TITLE:
Making the Key Elements of Palliative Care Practice Visible to Inform for the Development of Interprofessional Scenario-Based Simulations in Undergraduate Health Professions Education
AUTHORS:
Bas de Leng, Florian Bernhardt, Philipp Lenz, Friedrich Pawelka, Juliane Schopf
KEYWORDS:
Interprofessional Collaboration, Health Professions Education, Scenario-Based Simulations Palliative Care, Skills Training
JOURNAL NAME:
Creative Education,
Vol.16 No.6,
June
24,
2025
ABSTRACT: Current undergraduate skills lab programmes in health professions education demonstrate an absence of interprofessional training, particularly with regard to comprehensive patient care and collaboration between primary and specialist care.
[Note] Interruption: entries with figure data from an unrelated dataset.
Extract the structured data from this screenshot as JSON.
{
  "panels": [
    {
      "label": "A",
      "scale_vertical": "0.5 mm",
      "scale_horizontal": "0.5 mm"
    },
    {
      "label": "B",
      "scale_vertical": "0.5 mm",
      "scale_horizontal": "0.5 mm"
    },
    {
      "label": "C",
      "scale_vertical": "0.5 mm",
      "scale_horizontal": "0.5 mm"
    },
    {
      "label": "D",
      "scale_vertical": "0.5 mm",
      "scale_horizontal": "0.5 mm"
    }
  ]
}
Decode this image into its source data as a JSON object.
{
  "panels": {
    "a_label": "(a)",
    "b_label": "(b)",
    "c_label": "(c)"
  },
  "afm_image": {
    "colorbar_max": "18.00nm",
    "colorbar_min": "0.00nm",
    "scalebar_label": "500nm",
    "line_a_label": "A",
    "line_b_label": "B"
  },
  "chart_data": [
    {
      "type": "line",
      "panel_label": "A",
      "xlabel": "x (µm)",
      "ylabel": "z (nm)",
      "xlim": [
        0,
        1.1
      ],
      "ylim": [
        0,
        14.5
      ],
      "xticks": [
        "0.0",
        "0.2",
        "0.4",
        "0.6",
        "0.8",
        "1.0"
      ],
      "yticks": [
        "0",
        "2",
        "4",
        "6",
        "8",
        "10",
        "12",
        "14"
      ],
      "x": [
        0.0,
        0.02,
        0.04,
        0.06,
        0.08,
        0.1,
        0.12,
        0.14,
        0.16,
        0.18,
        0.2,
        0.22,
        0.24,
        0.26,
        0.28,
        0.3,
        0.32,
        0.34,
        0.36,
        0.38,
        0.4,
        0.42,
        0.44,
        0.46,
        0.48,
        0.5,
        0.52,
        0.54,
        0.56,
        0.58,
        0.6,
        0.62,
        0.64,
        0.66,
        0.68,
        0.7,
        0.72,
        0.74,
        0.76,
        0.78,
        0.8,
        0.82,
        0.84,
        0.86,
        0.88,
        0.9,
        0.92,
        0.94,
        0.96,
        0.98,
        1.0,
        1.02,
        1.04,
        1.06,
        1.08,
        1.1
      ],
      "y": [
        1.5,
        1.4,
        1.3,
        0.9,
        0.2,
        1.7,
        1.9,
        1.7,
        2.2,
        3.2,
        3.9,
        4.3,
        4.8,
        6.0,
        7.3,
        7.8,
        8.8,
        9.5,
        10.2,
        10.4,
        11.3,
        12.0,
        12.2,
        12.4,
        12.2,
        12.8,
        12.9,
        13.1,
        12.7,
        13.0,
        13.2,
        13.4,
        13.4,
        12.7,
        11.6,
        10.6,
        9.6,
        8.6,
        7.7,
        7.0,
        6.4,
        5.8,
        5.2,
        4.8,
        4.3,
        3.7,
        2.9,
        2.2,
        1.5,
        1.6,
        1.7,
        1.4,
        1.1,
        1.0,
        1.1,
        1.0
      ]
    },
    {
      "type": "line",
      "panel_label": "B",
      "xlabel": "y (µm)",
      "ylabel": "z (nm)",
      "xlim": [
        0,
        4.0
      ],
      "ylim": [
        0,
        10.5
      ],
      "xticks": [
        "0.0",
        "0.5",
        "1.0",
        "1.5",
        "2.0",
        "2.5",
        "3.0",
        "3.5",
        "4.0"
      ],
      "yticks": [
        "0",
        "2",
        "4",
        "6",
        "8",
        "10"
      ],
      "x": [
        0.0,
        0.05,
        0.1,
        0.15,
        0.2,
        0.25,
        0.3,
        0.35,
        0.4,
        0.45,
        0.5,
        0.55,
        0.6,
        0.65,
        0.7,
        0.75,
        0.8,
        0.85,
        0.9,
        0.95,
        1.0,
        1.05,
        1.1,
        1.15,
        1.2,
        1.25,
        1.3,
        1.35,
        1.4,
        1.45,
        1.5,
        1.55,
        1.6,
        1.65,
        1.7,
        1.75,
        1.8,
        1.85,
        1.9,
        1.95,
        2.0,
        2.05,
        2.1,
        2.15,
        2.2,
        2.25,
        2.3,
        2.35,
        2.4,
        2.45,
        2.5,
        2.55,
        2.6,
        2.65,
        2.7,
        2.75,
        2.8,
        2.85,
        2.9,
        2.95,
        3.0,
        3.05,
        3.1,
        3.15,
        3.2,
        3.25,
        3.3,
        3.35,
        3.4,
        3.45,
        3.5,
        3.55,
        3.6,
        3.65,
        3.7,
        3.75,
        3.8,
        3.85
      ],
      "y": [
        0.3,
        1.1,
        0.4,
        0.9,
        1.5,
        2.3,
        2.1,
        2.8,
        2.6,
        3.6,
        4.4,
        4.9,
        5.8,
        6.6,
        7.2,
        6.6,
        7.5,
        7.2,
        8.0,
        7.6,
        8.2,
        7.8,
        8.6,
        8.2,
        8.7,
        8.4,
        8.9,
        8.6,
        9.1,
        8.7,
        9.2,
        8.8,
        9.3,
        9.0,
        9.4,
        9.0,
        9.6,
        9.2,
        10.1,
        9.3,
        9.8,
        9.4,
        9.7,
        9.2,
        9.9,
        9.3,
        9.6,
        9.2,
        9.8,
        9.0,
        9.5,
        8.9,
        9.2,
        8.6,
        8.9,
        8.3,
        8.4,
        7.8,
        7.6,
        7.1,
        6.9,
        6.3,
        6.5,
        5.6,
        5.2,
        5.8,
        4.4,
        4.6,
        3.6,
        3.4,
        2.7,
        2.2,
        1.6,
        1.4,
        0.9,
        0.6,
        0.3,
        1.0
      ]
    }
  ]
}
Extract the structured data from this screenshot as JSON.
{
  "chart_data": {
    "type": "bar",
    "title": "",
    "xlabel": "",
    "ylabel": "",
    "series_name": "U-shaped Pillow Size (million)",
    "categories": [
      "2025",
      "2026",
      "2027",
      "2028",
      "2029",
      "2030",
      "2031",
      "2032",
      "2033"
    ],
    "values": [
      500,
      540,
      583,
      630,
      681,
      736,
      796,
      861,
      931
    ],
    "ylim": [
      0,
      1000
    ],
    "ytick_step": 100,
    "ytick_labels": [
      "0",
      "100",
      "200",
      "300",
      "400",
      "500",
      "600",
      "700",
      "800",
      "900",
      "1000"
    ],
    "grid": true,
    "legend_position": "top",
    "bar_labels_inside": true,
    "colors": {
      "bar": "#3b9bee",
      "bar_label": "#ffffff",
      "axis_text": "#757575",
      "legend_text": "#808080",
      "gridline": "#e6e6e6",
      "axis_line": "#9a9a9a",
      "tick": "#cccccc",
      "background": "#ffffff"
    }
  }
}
The ACTIVATE project addresses this issue by developing interprofessional simulation scenarios for home and palliative care. The project aims to provide students with the opportunity to engage socially and intellectually with students from other profession. It should enable them to experiment with challenges that require the application of general knowledge and social and communication skills in a safe environment. Post-event debriefings should focus less on instrumental, direct solutions and more on “problematizing” and “sensemaking”, unlike traditional skills training debriefings. Cultural-Historical Activity Theory (CHAT) was used as a lens to identify data of interest for the design of simulation-based scenarios and for debriefing conversations. The six elements of an activity system—“Subject”, “Object”, “Community”, “Tools”, “Rules” and “Division of labour”—were used as overarching codes to identify and label critical incident reports of palliative care cases, as well as academic papers that used qualitative research methods to describe interprofessional collaboration in palliative care. Qualitative data analysis using a combination of deductive and inductive coding revealed 172 codes representing the elements of an activity system. The coding scheme’s structure and the collection of related, authentic data emphasised aspects of interprofessional collaboration that could be incorporated into palliative care simulations and discussed during subsequent debriefing sessions. In the ACTIVATE project, the codes and their associated texts were useful for communicating with the team responsible for developing interprofessional skills training. Such training provides an overview of complex, collaborative and dynamic systems, establishing a foundation for crossing professional boundaries.